I qualified as a physiotherapist in 2016. I wanted to do a postgraduate course, but wasn't sure what to go for. The pandemic brought clarity. I saw how leadership in healthcare had been so essential for healthcare workers and remembered how, in my secondary school days, I always enjoyed being the lead in sports or in musicals. I wanted my career to progress more in leadership and I had ideas of what I would change, but not how I could successfully bring about this change. So I spoke to my manager and I knew it was the course for me.

Everything was online, which saved me having to commute from Drogheda to Dublin. I loved working with classmates from around Ireland and beyond, including in Bahrain and Dubai. What stood out for me was how well it was all put together. The professionalism of the staff was second-to-none and there were great resources available to help us through the more challenging parts. Everything was explained well and from a number of angles.

My main aim was to bring about change and make life better for patients, and this course has really equipped me for a role in management or patient flow.

As a student on RCSI's masters in healthcare management, I had to work on a quality improvement project in my own healthcare setting, so I decided to focus on better patient flow. At the nurse's station on my ward is a whiteboard where we write down the names and room numbers of our patients, which helps the multidisciplinary team - consisting of physiotherapists, occupational therapists and dieticians - keep track. Every morning at handover, the team runs through every patient care.

To help improve patient flow, I implemented a traffic-light system, using green, orange or red magnets on the whiteboard so that every member of the team could see where each patient was at. Red meant that the patient had not been seen by our services, orange meant that they were undergoing rehabilitation and green meant that they were ready for discharge. It was a clear and easy visual that could increase patient flow.

On the masters, however, we don't just carry out a project and hope for the best; we have to measure results.

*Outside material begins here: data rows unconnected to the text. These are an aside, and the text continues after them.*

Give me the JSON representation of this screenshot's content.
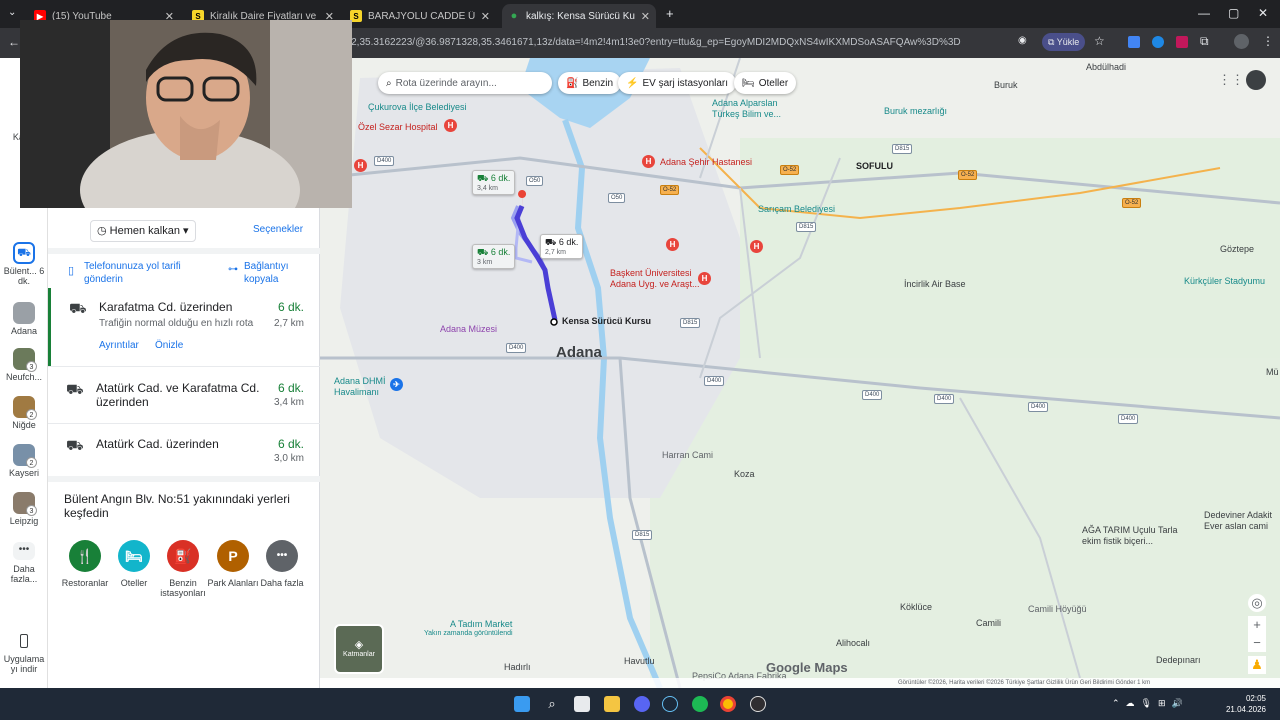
{
  "browser": {
    "tabs": [
      {
        "title": "(15) YouTube",
        "favicon_color": "#ff0000",
        "favicon_glyph": "▶"
      },
      {
        "title": "Kiralık Daire Fiyatları ve Kiralık",
        "favicon_color": "#f6d52a",
        "favicon_glyph": "S"
      },
      {
        "title": "BARAJYOLU CADDE ÜSTÜ BOŞ",
        "favicon_color": "#f6d52a",
        "favicon_glyph": "S"
      },
      {
        "title": "kalkış: Kensa Sürücü Kursu, Kur",
        "favicon_color": "#34a853",
        "favicon_glyph": "●",
        "active": true
      }
    ],
    "new_tab": "+",
    "window_controls": [
      "—",
      "▢",
      "✕"
    ],
    "url": "062,35.3162223/@36.9871328,35.3461671,13z/data=!4m2!4m1!3e0?entry=ttu&g_ep=EgoyMDI2MDQxNS4wIKXMDSoASAFQAw%3D%3D",
    "install_label": "Yükle"
  },
  "rail": {
    "items": [
      {
        "label": "Kay...",
        "badge": ""
      },
      {
        "label": "Bülent... 6 dk.",
        "badge": ""
      },
      {
        "label": "Adana",
        "badge": ""
      },
      {
        "label": "Neufch...",
        "badge": "3"
      },
      {
        "label": "Niğde",
        "badge": "2"
      },
      {
        "label": "Kayseri",
        "badge": "2"
      },
      {
        "label": "Leipzig",
        "badge": "3"
      },
      {
        "label": "Daha fazla...",
        "badge": ""
      },
      {
        "label": "Uygulama yı indir",
        "badge": ""
      }
    ]
  },
  "panel": {
    "depart_label": "Hemen kalkan",
    "options_label": "Seçenekler",
    "send_label": "Telefonunuza yol tarifi gönderin",
    "copy_label": "Bağlantıyı kopyala",
    "routes": [
      {
        "name": "Karafatma Cd. üzerinden",
        "time": "6 dk.",
        "dist": "2,7 km",
        "desc": "Trafiğin normal olduğu en hızlı rota",
        "details": "Ayrıntılar",
        "preview": "Önizle"
      },
      {
        "name": "Atatürk Cad. ve Karafatma Cd. üzerinden",
        "time": "6 dk.",
        "dist": "3,4 km"
      },
      {
        "name": "Atatürk Cad. üzerinden",
        "time": "6 dk.",
        "dist": "3,0 km"
      }
    ],
    "explore_title": "Bülent Angın Blv. No:51 yakınındaki yerleri keşfedin",
    "categories": [
      {
        "label": "Restoranlar",
        "color": "#188038",
        "glyph": "🍴"
      },
      {
        "label": "Oteller",
        "color": "#12b5cb",
        "glyph": "🛏"
      },
      {
        "label": "Benzin istasyonları",
        "color": "#d93025",
        "glyph": "⛽"
      },
      {
        "label": "Park Alanları",
        "color": "#b06000",
        "glyph": "P"
      },
      {
        "label": "Daha fazla",
        "color": "#5f6368",
        "glyph": "•••"
      }
    ]
  },
  "map": {
    "search_placeholder": "Rota üzerinde arayın...",
    "chips": [
      "Benzin",
      "EV şarj istasyonları",
      "Oteller"
    ],
    "labels": {
      "abdulhadi": "Abdülhadi",
      "cukurova": "Çukurova İlçe Belediyesi",
      "ozel_sezar": "Özel Sezar Hospital",
      "alparslan": "Adana Alparslan Türkeş Bilim ve...",
      "buruk_mezarligi": "Buruk mezarlığı",
      "buruk": "Buruk",
      "sehir_hastanesi": "Adana Şehir Hastanesi",
      "sofulu": "SOFULU",
      "saricam": "Sarıçam Belediyesi",
      "goztepe": "Göztepe",
      "baskent": "Başkent Üniversitesi Adana Uyg. ve Araşt...",
      "incirlik": "İncirlik Air Base",
      "kurkculer": "Kürkçüler Stadyumu",
      "destination": "Kensa Sürücü Kursu",
      "adana_muzesi": "Adana Müzesi",
      "adana": "Adana",
      "dhmi": "Adana DHMİ Havalimanı",
      "harran": "Harran Cami",
      "koza": "Koza",
      "agatarim": "AĞA TARIM Uçulu Tarla ekim fistik biçeri...",
      "devemir": "Dedeviner Adakit Ever aslan cami",
      "tadim": "A Tadım Market",
      "tadim_sub": "Yakın zamanda görüntülendi",
      "kokluce": "Köklüce",
      "camili_hoyugu": "Camili Höyüğü",
      "camili": "Camili",
      "alihocali": "Alihocalı",
      "hadirli": "Hadırlı",
      "havutlu": "Havutlu",
      "pepsico": "PepsiCo Adana Fabrika",
      "dedepinari": "Dedepınarı",
      "layers": "Katmanlar",
      "logo": "Google Maps",
      "mu": "Mü"
    },
    "callouts": {
      "primary_time": "6 dk.",
      "primary_dist": "2,7 km",
      "alt1_time": "6 dk.",
      "alt1_dist": "3,4 km",
      "alt2_time": "6 dk.",
      "alt2_dist": "3 km"
    },
    "footer": "Görüntüler ©2026, Harita verileri ©2026   Türkiye   Şartlar   Gizlilik   Ürün Geri Bildirimi Gönder   1 km"
  },
  "taskbar": {
    "time": "02:05",
    "date": "21.04.2026"
  }
}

And comparing the data before and after my project, we saw a 9% improvement in discharges before noon. My project could work in any ward in the hospital, and has potential to be digitised so that hospital managers can click into it and have a clear visual of their wards. They're still using it on the ward, and my next step will be to re-audit it and see how we can make further improvements.

Ultimately, this course has helped me not just to understand change in healthcare, but given me the tools and power to implement and lead it.